Of course the 4th offers no protection when it’s disregarded!

Beyond that, what’s promised and what’s delivered are often two different things. Recently a former FBI agent appeared with CNN’s Erin Burnett.

More recently, two sources familiar with the investigation told CNN that Russell had spoken with Tamerlan after his picture appeared on national television April 18.

What exactly the two said remains under investigation, the sources said.

Investigators may be able to recover the conversation, said Tom Clemente, a former counterterrorism agent for the FBI.

“We certainly have ways in national security investigations to find out exactly what was said in that conversation,” he told CNN’s Erin Burnett on Monday, adding that “all of that stuff is being captured as we speak whether we know it or like it or not.”

“It’s not necessarily something that the FBI is going to want to present in court, but it may help lead the investigation and/or lead to questioning of her,” he said.

Some folks doubt what Clemente claims, but even if it can’t be done now it’s aspirational. Certainly the government is looking for easy snoop access wherever they can get it.

The FBI has been lobbying top internet companies like Yahoo and Google to support a proposal that would force them to provide backdoors for government surveillance – Wired.com

I am not one of those people who worries about government gone wild. I am much more worried about government employees connecting the wrong dots and making bad assumptions. I don’t want to be undone by some bug in the system. Even a tiny error rate (or a small number of agents with an agenda), multiplied by our 314 million citizens, could cause trouble for millions.

Mistakes already happen.

Officials say an 18-month-old girl was mistakenly pulled off a JetBlue flight before it left Fort Lauderdale because airline employees thought her name was on the U.S. no-fly list.

You can check your credit report and undo errors. You can’t do that when you’ve been surveilled. Most likely you won’t even know.

When data is secret and conclusions drawn based on secondary or tertiary actions there’s nothing you can do. That’s wrong.

I wonder if writing this will get me watched?

5 thoughts on “Unhappily, The Walls Have Ears”

  1. The “no fly list” is so rife with mistakes that it is astounding more people are not caught up in it.

    1. Not safe to assume that at all. Mortgages get bought and sold by various financial institutions all the time.
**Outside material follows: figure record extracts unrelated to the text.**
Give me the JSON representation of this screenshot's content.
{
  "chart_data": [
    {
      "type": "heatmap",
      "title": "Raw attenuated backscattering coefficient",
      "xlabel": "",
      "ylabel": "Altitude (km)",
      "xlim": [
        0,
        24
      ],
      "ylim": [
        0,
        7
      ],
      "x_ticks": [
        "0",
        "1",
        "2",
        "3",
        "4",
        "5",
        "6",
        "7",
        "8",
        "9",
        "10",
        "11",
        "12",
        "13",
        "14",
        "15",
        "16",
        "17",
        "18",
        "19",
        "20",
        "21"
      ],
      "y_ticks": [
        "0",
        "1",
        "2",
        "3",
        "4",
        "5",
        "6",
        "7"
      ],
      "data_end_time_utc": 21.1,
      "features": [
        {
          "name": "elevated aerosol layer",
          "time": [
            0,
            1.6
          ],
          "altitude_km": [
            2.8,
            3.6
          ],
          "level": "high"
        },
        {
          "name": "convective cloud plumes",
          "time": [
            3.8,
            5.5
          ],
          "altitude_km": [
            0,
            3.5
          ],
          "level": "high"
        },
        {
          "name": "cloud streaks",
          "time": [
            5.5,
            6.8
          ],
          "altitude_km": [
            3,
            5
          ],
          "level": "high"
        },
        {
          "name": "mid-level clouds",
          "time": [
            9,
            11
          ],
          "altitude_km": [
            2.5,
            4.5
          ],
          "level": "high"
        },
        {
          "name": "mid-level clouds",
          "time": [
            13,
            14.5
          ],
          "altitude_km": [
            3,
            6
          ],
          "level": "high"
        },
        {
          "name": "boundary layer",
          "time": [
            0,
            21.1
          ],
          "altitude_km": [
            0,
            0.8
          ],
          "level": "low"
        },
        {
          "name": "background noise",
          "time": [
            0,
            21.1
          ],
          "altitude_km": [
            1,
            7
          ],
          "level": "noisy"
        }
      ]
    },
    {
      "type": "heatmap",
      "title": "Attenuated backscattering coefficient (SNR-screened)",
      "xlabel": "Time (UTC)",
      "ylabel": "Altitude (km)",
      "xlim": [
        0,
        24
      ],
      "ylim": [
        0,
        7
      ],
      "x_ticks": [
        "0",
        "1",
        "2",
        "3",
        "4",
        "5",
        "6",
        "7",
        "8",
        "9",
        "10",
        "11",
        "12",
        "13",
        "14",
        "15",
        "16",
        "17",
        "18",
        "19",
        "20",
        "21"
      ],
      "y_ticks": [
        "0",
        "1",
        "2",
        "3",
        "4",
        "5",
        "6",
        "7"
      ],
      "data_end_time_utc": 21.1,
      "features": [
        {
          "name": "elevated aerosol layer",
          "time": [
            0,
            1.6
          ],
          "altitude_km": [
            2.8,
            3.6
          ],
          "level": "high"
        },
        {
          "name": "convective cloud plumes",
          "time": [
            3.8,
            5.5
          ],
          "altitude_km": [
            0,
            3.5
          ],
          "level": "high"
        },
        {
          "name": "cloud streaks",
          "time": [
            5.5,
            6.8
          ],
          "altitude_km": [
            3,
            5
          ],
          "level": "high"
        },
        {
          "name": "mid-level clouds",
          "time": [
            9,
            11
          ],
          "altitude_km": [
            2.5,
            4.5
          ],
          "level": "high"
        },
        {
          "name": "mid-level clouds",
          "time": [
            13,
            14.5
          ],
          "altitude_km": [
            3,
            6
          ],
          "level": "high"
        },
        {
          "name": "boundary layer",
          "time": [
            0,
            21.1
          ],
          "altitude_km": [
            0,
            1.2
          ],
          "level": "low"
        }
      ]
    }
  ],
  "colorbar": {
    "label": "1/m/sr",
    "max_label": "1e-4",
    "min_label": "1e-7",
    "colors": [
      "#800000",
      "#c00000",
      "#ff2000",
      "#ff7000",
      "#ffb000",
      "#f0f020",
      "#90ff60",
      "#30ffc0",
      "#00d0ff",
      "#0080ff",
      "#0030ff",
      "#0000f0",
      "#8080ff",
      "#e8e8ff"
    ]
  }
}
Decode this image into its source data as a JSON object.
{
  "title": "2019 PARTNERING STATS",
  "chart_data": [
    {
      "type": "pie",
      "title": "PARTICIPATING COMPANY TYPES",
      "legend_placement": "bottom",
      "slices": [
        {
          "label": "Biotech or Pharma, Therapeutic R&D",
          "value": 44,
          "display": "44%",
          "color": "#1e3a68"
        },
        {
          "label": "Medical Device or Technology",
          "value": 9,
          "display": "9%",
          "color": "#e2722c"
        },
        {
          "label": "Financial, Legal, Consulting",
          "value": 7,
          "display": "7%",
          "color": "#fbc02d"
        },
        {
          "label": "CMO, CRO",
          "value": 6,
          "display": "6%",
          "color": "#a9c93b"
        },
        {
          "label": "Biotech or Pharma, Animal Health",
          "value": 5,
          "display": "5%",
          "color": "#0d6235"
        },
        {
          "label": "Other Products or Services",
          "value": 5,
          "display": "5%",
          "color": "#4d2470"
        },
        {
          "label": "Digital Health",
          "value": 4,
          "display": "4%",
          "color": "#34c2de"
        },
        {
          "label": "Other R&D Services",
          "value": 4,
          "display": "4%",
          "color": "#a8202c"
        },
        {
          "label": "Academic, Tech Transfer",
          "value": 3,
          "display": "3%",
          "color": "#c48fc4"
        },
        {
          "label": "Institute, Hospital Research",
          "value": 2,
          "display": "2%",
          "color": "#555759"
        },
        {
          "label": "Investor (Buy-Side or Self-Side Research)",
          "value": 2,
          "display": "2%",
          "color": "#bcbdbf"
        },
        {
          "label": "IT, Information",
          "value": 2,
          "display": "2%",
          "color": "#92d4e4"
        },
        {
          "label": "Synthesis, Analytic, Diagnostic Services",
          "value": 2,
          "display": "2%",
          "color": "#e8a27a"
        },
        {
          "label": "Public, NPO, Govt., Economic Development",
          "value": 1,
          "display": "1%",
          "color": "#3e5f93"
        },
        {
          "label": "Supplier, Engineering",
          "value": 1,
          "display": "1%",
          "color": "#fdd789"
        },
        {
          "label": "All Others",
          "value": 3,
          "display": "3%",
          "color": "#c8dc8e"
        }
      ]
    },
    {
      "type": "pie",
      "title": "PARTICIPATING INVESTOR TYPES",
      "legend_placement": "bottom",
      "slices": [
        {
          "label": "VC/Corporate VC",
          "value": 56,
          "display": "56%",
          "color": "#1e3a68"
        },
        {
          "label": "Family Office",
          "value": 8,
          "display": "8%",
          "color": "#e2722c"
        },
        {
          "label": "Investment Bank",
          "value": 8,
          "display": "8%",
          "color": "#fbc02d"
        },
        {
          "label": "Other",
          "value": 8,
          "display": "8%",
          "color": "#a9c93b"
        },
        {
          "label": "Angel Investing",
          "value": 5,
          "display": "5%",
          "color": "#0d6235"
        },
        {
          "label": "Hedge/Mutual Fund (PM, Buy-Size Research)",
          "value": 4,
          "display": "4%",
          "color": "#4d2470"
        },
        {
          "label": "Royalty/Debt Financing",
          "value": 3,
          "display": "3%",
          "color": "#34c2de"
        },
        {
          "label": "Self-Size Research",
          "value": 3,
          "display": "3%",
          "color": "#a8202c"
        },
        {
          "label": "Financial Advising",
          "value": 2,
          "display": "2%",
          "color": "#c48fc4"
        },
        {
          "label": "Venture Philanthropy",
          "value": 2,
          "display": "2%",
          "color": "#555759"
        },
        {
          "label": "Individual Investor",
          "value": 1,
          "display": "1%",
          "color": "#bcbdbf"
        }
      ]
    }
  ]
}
      Mine was sold from a local CT bank to the Bank of Oklahoma one time. It’s back safe and sound in Connecticut now.

  2. Geoff,
    I was with you right up until “you can check your credit report and undo errors”. That isn’t as easy as it should be. That is a story of its own. Sorry but bad comparison. I take your meaning though and do agree. -M

  3. I have experienced a couple of similar situations: Frequently, when I browse for camera or electronics gear from e-tailers (is that term still used??), I will see online ads for not just the retailer, but the exact item? (Kinda dumb — hint to Amazon.com, I already bought the digital audio recorder FROM YOU. I probably won’t need another for 2 – 3 years. And since I occasionally buy sports tickets from StubHub, they like to remind me that they have plenty of tickets to local games and concerts.

    But worse is the experience based on a personal email and not a visit to a website. A friend who has just lost their eyeglasses mentioned it in a note — as well as their success in finding low-cost replacements online instead of going back to your typical optician in the mall. I never clicked on any optical firm’s website. My friend had. Yet, I soon began (although only for a couple of days) receiving similar banner and side of page ads for online opticians.

    Does that mean, like a virus, your cookies can be passed onto those with whom you communicate? Or worse, some commercial entity was peering into my private emails to see what product or services I discuss, so targeted pitches could be aimed my way? THAT is disturbing — especially when I may make no direct move to browse such product lines.